Movie Mom

Movie Mom


Tyler Perry’s The Family That Preys

posted by Nell Minow
B+
Lowest Recommended Age:Middle School
MPAA Rating:Rated PG-13 for thematic material, sexual references and brief violence.
Profanity:Mild language
Nudity/Sex:Sexual references and non-explicit sexual situations, adultery
Alcohol/Drugs:Drinking
Violence/Scariness:A couple of hard punches
Diversity Issues:A theme of the movie
Movie Release Date:September 12, 2008

Tyler Perry’s latest film is more traditional and with a more consistent tone than his “Medea” movies, but it has his trademark trio: sincerity, spirituality, and story. And if he passes on that other “s” — subtlety, that’s all right. Reminiscent of the classic Hollywood melodramas filled with financial, romantic, and family anguish, this is the story of two families, one white and wealthy, one black and poor, and the many ways they interact — in business, in friendship, in love, and in battle.

Both families are headed by strong, determined single mothers. Charlotte (Kathy Bates) is the matriarch of the wealthy Cartwright family and holds the controlling shares in its construction business. Her closest friend is Alice (Alfre Woodard), the owner of a run-down diner who is always willing to give a free meal and clean clothes to someone who needs help. Charlotte’s son William (Cole Hauser) wants to take over the family business, with or without his mother’s approval. Alice has one daughter Pam (Taraji P. Henson) who works in the diner and another one (Sanaa Lathan as Andrea) who has a degree in finance and a lot of ambition. She works directly with William and both sisters’ husbands are construction workers for Cartwright with dreams of starting a firm of their own.

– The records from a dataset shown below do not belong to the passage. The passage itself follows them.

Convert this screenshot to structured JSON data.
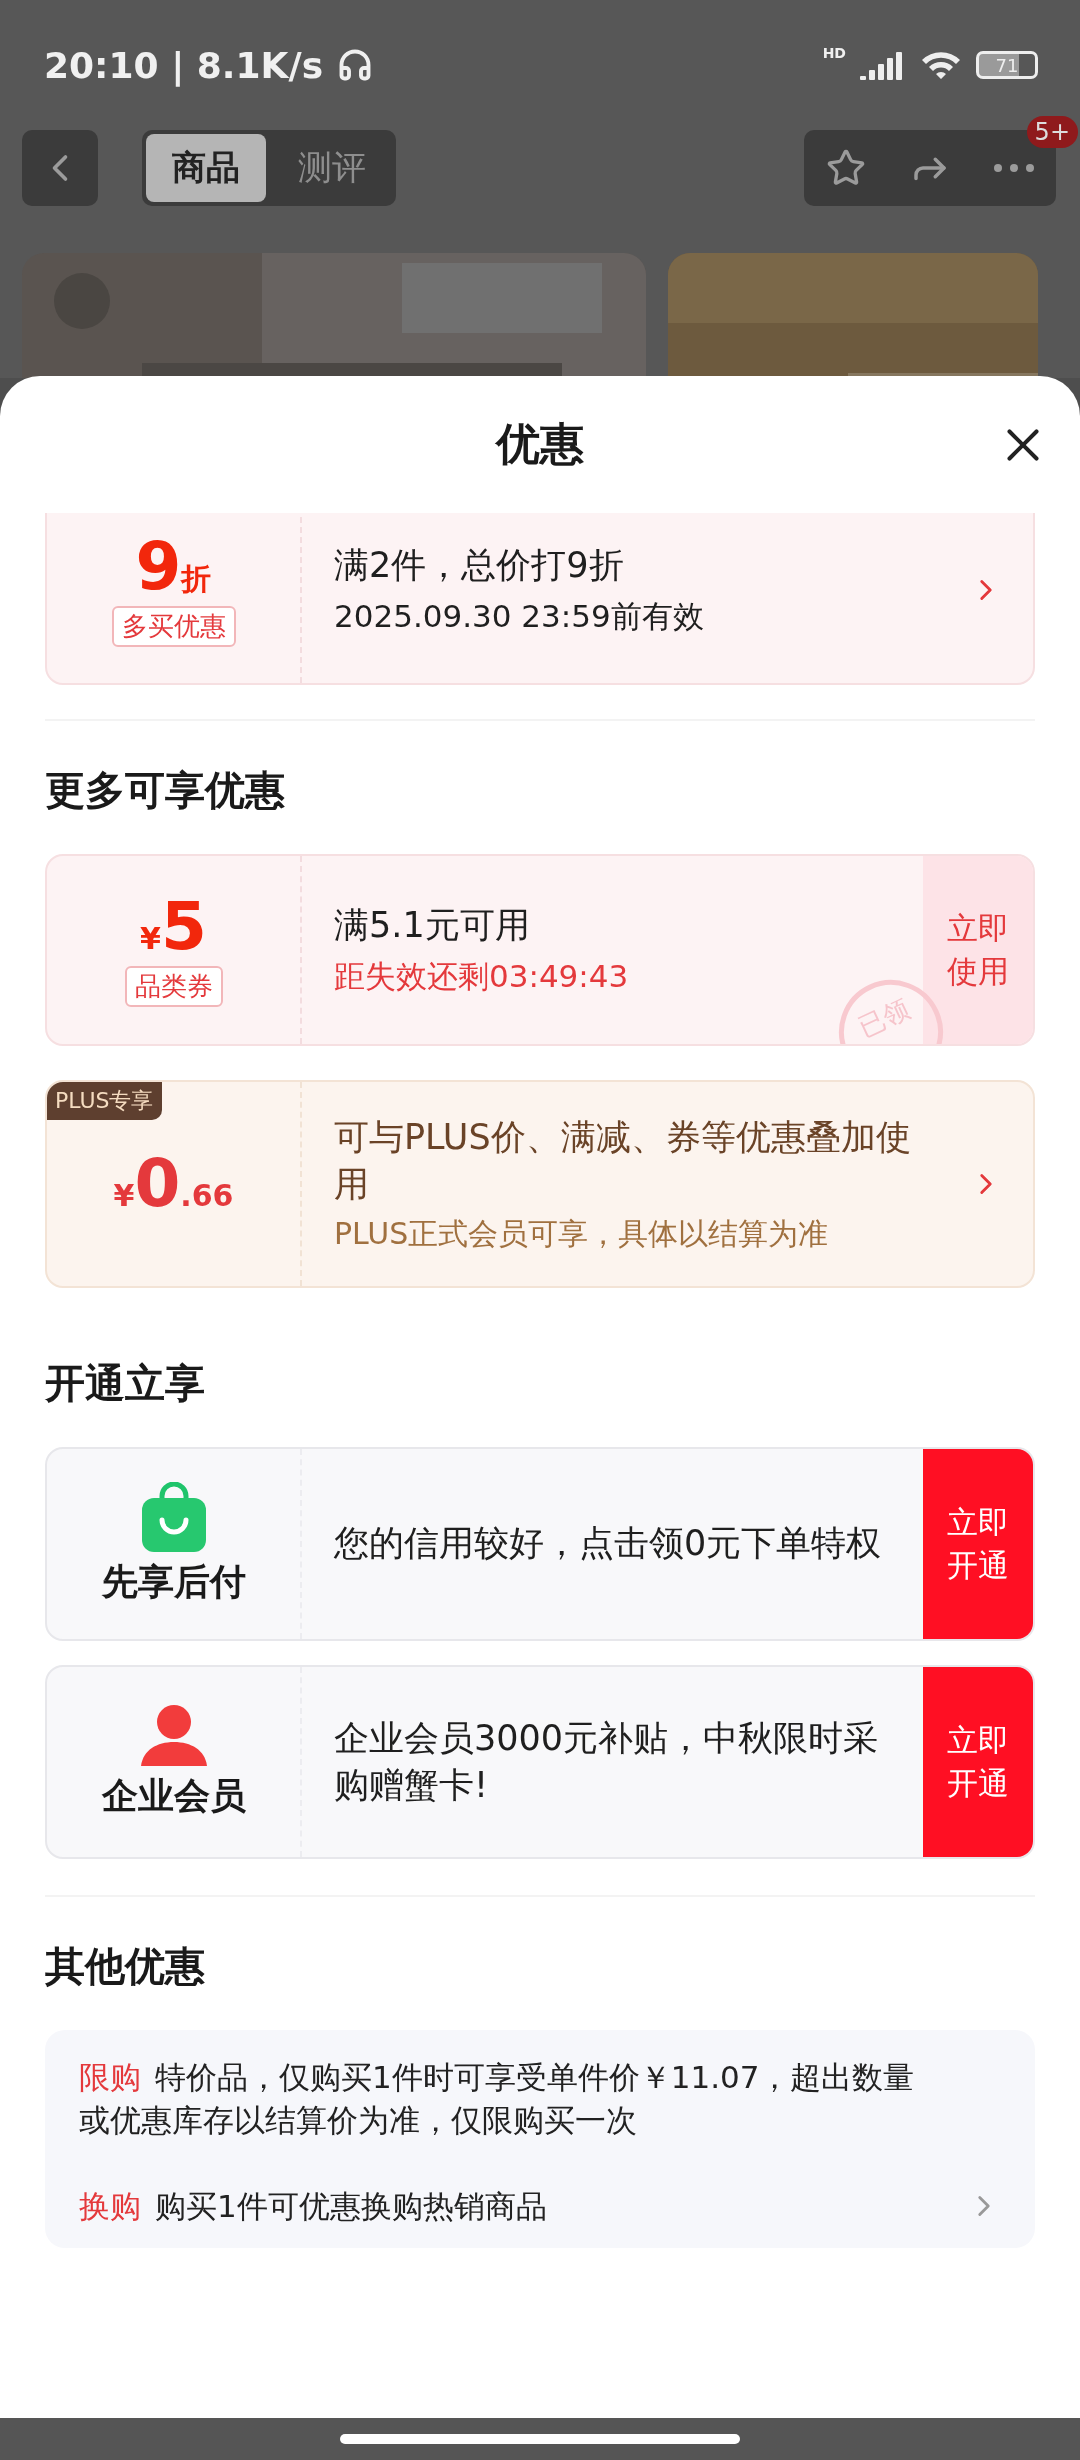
{
  "status_bar": {
    "time": "20:10 | 8.1K/s",
    "network": "HD",
    "battery": "71"
  },
  "header": {
    "tabs": [
      {
        "label": "商品",
        "selected": true
      },
      {
        "label": "测评",
        "selected": false
      }
    ],
    "badge": "5+"
  },
  "sheet": {
    "title": "优惠"
  },
  "current_offer": {
    "value": "9",
    "unit": "折",
    "tag": "多买优惠",
    "title": "满2件，总价打9折",
    "subtitle": "2025.09.30 23:59前有效"
  },
  "more_offers": {
    "heading": "更多可享优惠",
    "coupon": {
      "currency": "¥",
      "amount": "5",
      "tag": "品类券",
      "title": "满5.1元可用",
      "countdown": "距失效还剩03:49:43",
      "stamp": "已领",
      "action": "立即使用"
    },
    "plus": {
      "badge": "PLUS专享",
      "currency": "¥",
      "amount": "0",
      "decimal": ".66",
      "title": "可与PLUS价、满减、券等优惠叠加使用",
      "note": "PLUS正式会员可享，具体以结算为准"
    }
  },
  "activate": {
    "heading": "开通立享",
    "items": [
      {
        "kind": "bag",
        "label": "先享后付",
        "text": "您的信用较好，点击领0元下单特权",
        "action": "立即开通"
      },
      {
        "kind": "person",
        "label": "企业会员",
        "text": "企业会员3000元补贴，中秋限时采购赠蟹卡!",
        "action": "立即开通"
      }
    ]
  },
  "other": {
    "heading": "其他优惠",
    "items": [
      {
        "kind": "info",
        "label": "限购",
        "text": "特价品，仅购买1件时可享受单件价￥11.07，超出数量或优惠库存以结算价为准，仅限购买一次"
      },
      {
        "kind": "link",
        "label": "换购",
        "text": "购买1件可优惠换购热销商品"
      }
    ]
  }
}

Writer/director/star Perry (he plays only one role this time, Pam’s husband) takes on big themes and big drama: sex, love, death, betrayal, and corporate takeovers, but all presented with heart and sincerity and a firm and genuinely inspiring devotion to God and to doing for others. It is sheer pleasure to watch Bates and Woodward take on these roles. On a road trip (“Like Oprah and Gayle!”) or in a boardroom, tucking bills in the thong of a male stripper, confronting heartbreak, counting blessings, they keep us watching and caring.